By default, the INFO fields are removed from the output file, as the INFO 
values may be invalidated by the recoding (e.g. the total depth may need to 
be recalculated if individuals are removed). This default functionality can 
be overridden by using the \-\-keep\-INFO <string> option, where <string> 
defines the INFO key to keep in the output file. The \-\-keep\-INFO flag can 
be used multiple times. Alternatively, the option \-\-keep\-INFO-all can be 
used to retain all INFO fields.

.SS Miscellaneous
.TP
\fB\-\-extract\-FORMAT\-info\fR <string>
Extract information from the genotype fields in the VCF file relating to a 
specfied FORMAT identifier. For example, using the 
option '\-\-extract\-FORMAT\-info GT' would extract the all of the GT 
(i.e. Genotype) 
entries. The resulting output file has the suffix '.<FORMAT_ID>.FORMAT'.
.TP
\fB\-\-get\-INFO\fR <string>
This option is used to extract information from the INFO field in the VCF 
file. The <string> argument specifies the INFO tag to be extracted, and the 
option can be used multiple times in order to extract multiple INFO entries. 
The resulting file, with suffix '.INFO', contains the required INFO 
information in a tab\-separated table. For example, to extract the NS and 
DB flags, one would use the command:

      vcftools \-\-vcf file1.vcf \-\-get\-INFO NS \-\-get\-INFO DB

.SS VCF File Comparison Options

The file comparison options are currently in a state of flux and likely buggy. 
If you find a bug, please report it. Note that genotype\-level filters are not 
supported in these options.

.TP
\fB\-\-diff\fR <filename>
.TP
\fB\-\-gzdiff\fR <filename>
Select a VCF file for comparison with the file specified by the \-\-vcf option. 
Outputs two files describing the sites and individuals common / unique to 
each file. These files have the suffixes '.diff.sites_in_files' 
and '.diff.indv_in_files' respectively. The \-\-gzdiff version can be used to 
read compressed VCF files.
.TP
\fB\-\-diff\-site\-discordance\fR
Used in conjunction with the \-\-diff option to calculate discordance on a 
site by site basis.

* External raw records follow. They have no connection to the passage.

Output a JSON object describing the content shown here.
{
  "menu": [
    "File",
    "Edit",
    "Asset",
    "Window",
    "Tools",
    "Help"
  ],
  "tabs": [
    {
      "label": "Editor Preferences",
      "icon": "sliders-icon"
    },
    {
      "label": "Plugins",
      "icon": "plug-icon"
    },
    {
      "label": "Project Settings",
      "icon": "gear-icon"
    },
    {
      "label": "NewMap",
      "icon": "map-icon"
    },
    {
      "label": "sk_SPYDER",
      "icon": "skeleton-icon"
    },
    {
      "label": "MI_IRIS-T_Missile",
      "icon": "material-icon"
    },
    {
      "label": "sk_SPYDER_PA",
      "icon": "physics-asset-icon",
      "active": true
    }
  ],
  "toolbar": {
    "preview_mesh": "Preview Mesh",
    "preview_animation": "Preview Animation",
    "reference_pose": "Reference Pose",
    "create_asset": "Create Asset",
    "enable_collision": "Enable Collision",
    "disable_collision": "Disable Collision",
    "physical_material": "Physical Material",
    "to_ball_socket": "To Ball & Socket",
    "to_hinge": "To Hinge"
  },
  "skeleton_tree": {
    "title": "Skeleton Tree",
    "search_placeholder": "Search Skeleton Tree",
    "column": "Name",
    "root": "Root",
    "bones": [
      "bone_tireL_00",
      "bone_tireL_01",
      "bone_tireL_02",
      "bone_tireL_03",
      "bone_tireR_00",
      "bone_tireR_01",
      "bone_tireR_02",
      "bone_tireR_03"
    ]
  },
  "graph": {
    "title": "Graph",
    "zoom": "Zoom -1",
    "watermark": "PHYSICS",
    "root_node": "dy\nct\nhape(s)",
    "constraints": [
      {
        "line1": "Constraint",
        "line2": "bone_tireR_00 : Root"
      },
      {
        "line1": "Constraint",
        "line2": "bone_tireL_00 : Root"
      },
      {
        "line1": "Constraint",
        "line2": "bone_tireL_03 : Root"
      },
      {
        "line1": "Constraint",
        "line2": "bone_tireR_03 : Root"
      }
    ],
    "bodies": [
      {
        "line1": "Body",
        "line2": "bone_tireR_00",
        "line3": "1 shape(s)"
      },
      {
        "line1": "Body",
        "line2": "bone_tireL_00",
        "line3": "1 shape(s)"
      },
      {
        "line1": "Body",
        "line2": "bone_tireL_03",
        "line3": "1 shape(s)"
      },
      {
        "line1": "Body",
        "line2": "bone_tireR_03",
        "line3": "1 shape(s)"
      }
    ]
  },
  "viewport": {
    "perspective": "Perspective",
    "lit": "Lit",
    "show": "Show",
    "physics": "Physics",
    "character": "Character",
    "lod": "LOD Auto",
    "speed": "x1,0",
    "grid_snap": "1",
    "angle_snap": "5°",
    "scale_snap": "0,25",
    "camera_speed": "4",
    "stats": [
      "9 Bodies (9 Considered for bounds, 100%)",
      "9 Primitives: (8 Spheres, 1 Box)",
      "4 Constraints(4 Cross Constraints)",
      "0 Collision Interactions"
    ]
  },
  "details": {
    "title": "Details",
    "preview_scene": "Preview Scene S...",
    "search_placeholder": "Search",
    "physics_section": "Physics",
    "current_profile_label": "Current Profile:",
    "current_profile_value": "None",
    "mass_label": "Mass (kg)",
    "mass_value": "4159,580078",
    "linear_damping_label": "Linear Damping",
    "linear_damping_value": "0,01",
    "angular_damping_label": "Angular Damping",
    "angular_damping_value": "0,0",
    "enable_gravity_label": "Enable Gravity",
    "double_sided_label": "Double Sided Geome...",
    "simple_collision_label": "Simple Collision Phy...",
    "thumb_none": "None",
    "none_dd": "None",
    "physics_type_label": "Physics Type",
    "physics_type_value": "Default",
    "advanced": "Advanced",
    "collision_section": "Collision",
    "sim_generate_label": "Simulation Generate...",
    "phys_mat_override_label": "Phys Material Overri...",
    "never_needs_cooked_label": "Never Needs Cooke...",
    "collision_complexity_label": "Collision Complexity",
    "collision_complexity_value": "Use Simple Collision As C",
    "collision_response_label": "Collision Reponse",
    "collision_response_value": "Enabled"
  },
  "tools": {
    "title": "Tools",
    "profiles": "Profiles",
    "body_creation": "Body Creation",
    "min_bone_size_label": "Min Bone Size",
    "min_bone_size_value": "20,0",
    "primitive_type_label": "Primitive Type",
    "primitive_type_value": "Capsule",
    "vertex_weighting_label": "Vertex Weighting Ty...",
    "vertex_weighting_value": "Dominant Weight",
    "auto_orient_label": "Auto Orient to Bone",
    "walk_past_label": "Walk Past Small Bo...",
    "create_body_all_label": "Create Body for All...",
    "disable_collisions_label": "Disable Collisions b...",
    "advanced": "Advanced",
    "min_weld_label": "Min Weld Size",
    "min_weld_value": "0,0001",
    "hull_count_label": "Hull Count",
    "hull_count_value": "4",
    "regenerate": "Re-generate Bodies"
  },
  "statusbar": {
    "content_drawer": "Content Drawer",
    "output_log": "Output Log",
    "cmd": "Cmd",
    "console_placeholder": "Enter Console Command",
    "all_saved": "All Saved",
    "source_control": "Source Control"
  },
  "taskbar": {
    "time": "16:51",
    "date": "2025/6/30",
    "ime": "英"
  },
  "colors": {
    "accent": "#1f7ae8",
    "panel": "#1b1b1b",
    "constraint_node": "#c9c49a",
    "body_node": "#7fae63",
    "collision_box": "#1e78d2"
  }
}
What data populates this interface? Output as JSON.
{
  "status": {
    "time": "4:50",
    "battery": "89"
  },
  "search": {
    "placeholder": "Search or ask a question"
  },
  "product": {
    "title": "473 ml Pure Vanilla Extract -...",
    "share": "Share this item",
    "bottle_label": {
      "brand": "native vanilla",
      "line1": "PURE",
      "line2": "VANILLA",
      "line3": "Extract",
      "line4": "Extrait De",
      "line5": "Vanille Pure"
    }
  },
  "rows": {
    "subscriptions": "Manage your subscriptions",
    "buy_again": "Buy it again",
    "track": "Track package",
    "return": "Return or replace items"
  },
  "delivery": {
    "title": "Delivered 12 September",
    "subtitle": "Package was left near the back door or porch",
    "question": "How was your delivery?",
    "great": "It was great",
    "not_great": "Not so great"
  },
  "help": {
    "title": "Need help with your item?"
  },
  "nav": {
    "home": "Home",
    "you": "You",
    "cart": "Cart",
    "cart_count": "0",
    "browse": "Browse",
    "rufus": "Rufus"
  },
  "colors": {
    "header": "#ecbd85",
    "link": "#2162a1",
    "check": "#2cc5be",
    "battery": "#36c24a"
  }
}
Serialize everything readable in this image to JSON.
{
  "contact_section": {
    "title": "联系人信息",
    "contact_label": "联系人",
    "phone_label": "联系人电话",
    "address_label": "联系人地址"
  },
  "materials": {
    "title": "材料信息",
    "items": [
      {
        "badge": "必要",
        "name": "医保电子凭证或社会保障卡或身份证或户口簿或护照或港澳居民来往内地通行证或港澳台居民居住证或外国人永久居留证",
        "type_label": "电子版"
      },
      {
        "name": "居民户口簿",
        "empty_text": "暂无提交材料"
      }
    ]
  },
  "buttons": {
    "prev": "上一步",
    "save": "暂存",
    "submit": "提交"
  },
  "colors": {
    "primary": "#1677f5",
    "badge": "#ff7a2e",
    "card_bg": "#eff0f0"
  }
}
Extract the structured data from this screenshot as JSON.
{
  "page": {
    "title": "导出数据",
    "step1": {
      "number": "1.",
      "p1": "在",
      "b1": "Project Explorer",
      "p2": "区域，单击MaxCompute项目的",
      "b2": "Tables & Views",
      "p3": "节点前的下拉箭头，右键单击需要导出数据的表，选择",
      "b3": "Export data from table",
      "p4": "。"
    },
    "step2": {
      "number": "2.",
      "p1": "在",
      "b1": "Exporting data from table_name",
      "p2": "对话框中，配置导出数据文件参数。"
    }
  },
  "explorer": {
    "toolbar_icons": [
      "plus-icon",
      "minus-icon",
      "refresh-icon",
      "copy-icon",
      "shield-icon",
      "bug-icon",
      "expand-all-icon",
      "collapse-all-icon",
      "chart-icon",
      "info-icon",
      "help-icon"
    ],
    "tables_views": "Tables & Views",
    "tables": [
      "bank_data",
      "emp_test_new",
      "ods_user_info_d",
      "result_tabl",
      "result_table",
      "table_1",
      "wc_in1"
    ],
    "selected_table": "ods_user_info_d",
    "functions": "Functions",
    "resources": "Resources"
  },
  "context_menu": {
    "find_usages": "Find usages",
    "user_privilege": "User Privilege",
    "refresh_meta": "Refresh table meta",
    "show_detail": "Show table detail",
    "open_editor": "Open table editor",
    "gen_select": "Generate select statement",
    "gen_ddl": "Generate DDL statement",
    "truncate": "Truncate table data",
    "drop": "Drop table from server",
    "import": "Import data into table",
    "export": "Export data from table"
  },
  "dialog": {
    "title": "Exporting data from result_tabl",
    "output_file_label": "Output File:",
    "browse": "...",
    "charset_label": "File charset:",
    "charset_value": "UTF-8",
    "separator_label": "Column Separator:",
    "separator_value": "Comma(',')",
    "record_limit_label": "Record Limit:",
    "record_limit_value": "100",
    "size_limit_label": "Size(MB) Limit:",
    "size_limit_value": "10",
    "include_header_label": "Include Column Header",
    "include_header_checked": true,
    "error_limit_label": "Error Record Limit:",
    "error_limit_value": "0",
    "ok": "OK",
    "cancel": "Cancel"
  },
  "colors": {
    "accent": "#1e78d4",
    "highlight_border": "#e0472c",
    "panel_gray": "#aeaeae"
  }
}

The resulting output file has the suffix '.diff.sites'.
.TP
\fB\-\-diff\-indv\-discordance\fR
Used in conjunction with the \-\-diff option to calculate discordance on a 
per-individual basis. The resulting output file has the suffix '.diff.indv'.
.TP
\fB\-\-diff\-discordance\-matrix\fR
Used in conjunction with the \-\-diff option to calculate a discordance matrix. 
This option only works with bi\-allelic loci with matching alleles that are 
present in both files. The resulting output file has the 
suffix '.diff.discordance.matrix'.
.TP
\fB\-\-diff\-switch\-error\fR
Used in conjunction with the \-\-diff option to calculate phasing errors 
(specifically 'switch errors'). This option generates two output files 
describing switch errors found between sites, and the average switch error 
per individual. These two files have the suffixes '.diff.switch'
and '.diff.indv.switch' respectively.

.SS Options still in development

The following options are yet to be finalised, are likely to contain bugs, 
and are likely to change in the future.
.TP
\fB\-\-fst\fR <filename>
.TP
\fB\-\-gzfst\fR <filename>
Calculate FST for a pair of VCF files, with the second file being specified 
by this option. FST is currently calculated using the formula described in 
the supplementary material of the Phase I HapMap paper. Currently, only 
pairwise FST calculations are supported, although this will likely change 
in the future. The \-\-gzfst option can be used to read compressed VCF files.

.TP
\fB\-\-LROH\fR
Identify Long Runs of Homozygosity.
.TP
\fB\-\-relatedness\fR
Output Individual Relatedness Statistics.